Where were the Economists in 1998?
Ben van Vlymen | 27 March 2017

1998 was the year when the final deciding arguments for and against the UK to join the Eurozone were being put into place. After many negotiations and the trial of the European Accounting Unit (ECU), the Maastricht treaty was signed on 7th February 1992 with the goal of creating an economic and monetary policy union by 1999. When the Euro finally came into existence in January 1999, why was the UK not a participant?


Currently, many look upon the Euro as being a fairly positive creation. Nevertheless, now that Germany’s growth is teetering ever so close to decline, suspicions are that the rest of the Euro will collapse without its predominant power. Around the time of my birth in 1998, the benefits of joining the Euro were being outlined and the ideas laid out seemed to have promising effects. The idea that by having a large area with one central currency, transaction costs from consumers having to exchange currencies would be removed and so the European market would be more explicitly free trade. So naturally, goods would be consumed at much lower prices due to more competition between inter-Euro corporations and no tariffs imposed on imports.

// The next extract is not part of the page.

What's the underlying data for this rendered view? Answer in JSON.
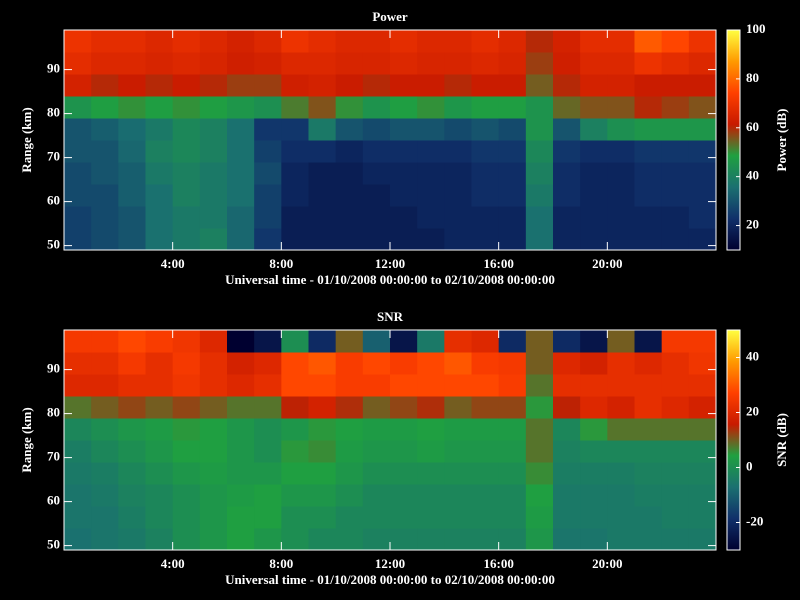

Another main point was that there would be price-transparency throughout Europe and so consumers would ideally have the same costs imposed on different products. Prices should therefore be kept under control as no monopoly can be formed, while consumers can also find the cheapest supplier with ease.


Arguments, such as high degrees of price stability and no exchange rate fluctuations increasing the volatility of markets within the Euro, were also being pushed forward and were met with little criticism from countries in continental Europe. Although, when the terms on which the Euro’s monetary policy and economic objectives were to be founded were discussed, problems started to arise.


The Euro was originally conceived to be a partnership between west European countries at roughly the same level of economic development, but as compensation for Germany having to give up its beloved, very strong, deutschmark for the Euro, Germany demanded that the European Central Bank (ECB) be based in Frankfurt and monetary union be on German terms. France fell into this trap thinking that the euro would bind Germany to its European partners thus neutralising the threat they presented to them.


Germany consequently took advantage of the Euro and other countries’ economic weakness by capitalising on the artificially low exchange rates that they fashioned onto the Euro, which helped strengthen their exports and keep them highly competitive by keeping them cheap. As a result of the ECB being based in Germany, interest rates were largely controlled by the Germans, but one size does not fit all as high interest rates that matched high German growth did not suit the countries with lower inflation like Portugal and Greece and so this dislocation lead to an amplification of their economic problems in the form of a huge trade deficit. Whilst the German current account balance stands at +5.6% of GDP, Portugal and Greece’s now stand at -9.7% and -10.4% respectively – an impact that makes both Portugal and Greece’s economies hugely overstretched and unbalanced.


The fact of the matter is that a high German surplus led to a vicious circle with the less well-off Portugal and Greece economies which may well have been a factor in causing the need for bailing out both of the countries.


Price transparency was also a benefit that never occurred in some countries, the example of Portugal is a prominent feature of why micro-governing policies leads to national economic setbacks. Due to the lack of a political union within the Euro and despite the unification of currency being a political decision, Portugal imposed a tax on imported cars, thus causing the prices of cars to be driven up and so a car becomes much harder for the Portuguese people to afford. This is only the example of one market, but the same principle can be applied to many other goods, this leads to an increase in the cost of living in countries where incomes were also diminishing. One only has to walk through countries suffering from this to see the damaging effect this is having upon these economies.


The cause of failure for the Euro from what I have said so far, may seem to be unlimited German control and a lack of subsidy for those who cannot afford the currency, however, this is not entirely fair. When the plans for the Euro were originally formulated, not all of the economic needs for success were met. For example, not all countries were at the same economic stage and some had large deficits upon entry. The failure of the Euro may in fact lie in the mistakes of the contract – the European Central Bank needed not to be German but European pro and a political union needed to be formalised before an economic union in order to make some targets possible. As a few economists are realising now: to make the Euro so susceptible to political decisions has caused most of the problems, a political union was necessary before an economic one.


So why did the UK not join the Euro? In a trial of fixed interest rates to prepare for currency unification on September 16th 1992, known now as black Wednesday, the British pound was forced to withdraw from the system due to a rapid fall in its value – in a time of crisis Britons reacted completely differently to other nationalities. So maybe we didn’t join the Euro because we are an unpredictable nation, or perhaps because the UK had a 32% share in all foreign exchange at the time accompanied by a wealth of knowledge in the field. English economists had predicted the fate of the Euro whilst in other nations the idea came under less intense scrutiny.